Pain is the predominant symptom of skeletal metastasis. Therefore, it could be argued that, after the initial diagnosis and treatment, follow-up screening for all cancer patients without evidence of bone metastases and in the absence of skeletal pain should include a complete clinical and laboratory examination including tumour markers. In cases where clinical and laboratory investigations reveal abnormalities while other imaging studies fail to detect a metastasis, bone scans should then be used to search for real or possibly potential skeletal metastatic disease.

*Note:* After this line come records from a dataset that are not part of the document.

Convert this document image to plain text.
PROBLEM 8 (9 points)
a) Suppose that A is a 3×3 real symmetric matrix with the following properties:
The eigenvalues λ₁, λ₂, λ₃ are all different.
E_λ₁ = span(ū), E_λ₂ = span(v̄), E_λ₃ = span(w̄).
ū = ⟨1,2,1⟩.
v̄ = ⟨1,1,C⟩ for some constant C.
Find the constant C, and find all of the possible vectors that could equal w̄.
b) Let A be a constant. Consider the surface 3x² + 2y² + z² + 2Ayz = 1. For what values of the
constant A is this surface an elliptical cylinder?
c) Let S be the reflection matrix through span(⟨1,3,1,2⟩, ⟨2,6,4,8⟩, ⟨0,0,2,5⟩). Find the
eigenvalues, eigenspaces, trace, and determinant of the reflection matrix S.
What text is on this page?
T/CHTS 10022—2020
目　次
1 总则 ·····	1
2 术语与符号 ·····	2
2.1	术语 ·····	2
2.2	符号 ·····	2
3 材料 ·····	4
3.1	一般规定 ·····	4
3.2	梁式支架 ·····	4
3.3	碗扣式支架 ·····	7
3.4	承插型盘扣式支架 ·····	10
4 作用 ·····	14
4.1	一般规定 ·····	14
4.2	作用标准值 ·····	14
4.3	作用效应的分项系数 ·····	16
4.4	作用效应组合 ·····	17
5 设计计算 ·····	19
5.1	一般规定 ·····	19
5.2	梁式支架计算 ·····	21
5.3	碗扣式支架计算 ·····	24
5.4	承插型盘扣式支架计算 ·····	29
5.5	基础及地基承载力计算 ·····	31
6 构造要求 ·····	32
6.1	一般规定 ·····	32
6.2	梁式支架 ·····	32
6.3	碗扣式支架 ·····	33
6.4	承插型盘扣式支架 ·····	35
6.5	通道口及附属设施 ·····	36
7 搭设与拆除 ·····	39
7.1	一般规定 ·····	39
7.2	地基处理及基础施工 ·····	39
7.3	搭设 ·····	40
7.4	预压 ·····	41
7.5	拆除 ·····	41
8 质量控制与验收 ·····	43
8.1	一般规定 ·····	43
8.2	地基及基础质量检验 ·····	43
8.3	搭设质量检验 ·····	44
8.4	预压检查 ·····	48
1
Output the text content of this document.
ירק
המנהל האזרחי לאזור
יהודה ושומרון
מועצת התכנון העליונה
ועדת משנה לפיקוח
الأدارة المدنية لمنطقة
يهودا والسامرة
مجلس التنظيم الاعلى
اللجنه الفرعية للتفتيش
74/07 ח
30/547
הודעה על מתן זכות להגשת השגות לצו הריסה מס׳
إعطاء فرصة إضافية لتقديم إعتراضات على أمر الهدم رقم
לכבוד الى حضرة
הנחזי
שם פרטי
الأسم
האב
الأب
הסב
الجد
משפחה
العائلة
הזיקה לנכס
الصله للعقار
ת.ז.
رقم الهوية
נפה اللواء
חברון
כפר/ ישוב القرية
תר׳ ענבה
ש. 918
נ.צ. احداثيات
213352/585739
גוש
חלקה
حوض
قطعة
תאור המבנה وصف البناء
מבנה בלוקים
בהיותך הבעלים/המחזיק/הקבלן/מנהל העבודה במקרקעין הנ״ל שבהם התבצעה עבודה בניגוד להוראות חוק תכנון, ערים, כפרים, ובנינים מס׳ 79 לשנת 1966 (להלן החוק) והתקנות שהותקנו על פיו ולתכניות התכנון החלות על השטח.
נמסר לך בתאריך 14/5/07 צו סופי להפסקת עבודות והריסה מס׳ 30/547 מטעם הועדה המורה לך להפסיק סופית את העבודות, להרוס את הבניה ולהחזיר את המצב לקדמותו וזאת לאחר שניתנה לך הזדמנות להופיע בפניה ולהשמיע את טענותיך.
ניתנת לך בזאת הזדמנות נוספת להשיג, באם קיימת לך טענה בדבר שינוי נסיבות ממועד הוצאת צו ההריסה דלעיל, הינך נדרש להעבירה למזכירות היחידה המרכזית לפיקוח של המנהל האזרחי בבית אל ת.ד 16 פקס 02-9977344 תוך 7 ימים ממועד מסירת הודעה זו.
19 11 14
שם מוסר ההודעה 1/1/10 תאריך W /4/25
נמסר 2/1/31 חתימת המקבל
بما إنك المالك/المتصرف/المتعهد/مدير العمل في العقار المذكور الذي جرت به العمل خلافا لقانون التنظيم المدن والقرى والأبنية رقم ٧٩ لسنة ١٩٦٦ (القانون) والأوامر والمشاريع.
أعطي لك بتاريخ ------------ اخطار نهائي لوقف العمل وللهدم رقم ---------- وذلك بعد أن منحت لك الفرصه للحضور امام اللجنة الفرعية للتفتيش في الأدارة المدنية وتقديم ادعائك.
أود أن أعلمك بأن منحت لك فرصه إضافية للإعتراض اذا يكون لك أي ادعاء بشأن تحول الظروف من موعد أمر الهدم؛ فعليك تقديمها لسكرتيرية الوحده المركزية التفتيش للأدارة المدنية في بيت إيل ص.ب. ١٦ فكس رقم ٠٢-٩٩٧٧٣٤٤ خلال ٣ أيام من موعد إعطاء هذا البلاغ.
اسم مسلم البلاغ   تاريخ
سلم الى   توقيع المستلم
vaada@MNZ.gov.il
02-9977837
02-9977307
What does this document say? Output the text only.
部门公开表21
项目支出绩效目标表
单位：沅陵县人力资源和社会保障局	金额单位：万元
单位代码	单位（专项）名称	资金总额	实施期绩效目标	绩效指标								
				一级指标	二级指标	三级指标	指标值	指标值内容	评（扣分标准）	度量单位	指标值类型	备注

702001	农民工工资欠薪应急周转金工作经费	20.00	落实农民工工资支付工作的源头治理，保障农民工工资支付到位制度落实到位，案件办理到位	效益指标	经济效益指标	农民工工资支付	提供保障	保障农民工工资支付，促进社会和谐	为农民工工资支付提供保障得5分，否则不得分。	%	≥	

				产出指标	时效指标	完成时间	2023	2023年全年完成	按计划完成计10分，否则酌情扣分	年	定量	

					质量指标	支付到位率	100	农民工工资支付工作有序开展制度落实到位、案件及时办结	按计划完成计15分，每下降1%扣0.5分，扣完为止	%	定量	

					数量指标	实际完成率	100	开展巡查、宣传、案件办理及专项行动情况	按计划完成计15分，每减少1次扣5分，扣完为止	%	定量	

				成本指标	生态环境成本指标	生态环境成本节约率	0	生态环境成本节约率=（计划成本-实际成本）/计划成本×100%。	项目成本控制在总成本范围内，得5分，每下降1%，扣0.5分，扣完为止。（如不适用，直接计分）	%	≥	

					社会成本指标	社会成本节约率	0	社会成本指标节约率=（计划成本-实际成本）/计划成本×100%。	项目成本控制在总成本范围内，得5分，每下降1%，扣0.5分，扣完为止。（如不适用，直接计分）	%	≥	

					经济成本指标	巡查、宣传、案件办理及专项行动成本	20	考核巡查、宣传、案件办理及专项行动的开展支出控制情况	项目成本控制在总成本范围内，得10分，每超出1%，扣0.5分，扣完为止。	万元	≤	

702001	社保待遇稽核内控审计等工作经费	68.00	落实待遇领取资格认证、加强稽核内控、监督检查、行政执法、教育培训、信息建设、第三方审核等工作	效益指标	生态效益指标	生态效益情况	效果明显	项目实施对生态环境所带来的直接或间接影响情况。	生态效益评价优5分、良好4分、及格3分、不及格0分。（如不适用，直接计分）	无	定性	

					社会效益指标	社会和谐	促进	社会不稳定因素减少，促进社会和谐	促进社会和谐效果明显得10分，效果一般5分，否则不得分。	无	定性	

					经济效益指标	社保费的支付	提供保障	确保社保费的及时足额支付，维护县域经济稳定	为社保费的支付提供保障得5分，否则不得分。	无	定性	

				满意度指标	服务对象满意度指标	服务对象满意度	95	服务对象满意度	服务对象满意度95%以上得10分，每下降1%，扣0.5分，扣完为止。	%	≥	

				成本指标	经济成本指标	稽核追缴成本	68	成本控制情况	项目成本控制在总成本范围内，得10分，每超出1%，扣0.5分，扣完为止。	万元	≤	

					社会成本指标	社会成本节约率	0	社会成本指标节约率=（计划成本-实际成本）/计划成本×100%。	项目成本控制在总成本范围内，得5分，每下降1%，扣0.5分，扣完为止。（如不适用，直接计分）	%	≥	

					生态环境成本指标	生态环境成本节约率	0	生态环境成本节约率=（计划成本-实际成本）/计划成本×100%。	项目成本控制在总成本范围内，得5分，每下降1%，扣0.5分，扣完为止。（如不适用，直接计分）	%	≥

This is a retrospective review and patients with prostate cancer are not included, although it is well documented that prostate cancer is among the gamut of tumours carrying the highest risk of developing bone metastases. It should also be stated that the incidence and distribution of bone metastases would change significantly in centres where more patients with kidney, lung and prostate cancer are treated. Therefore, our study has limitations in its interpretations and findings. However, this preliminary work does provide data that can be useful for conducting a more scientific assessment of the problem.

In conclusion, as this study showed, and with the exclusion of patients with prostate cancer, 1.3% of other cancer patients with known primary tumours will present with bone metastases as the first sign of metastatic disease.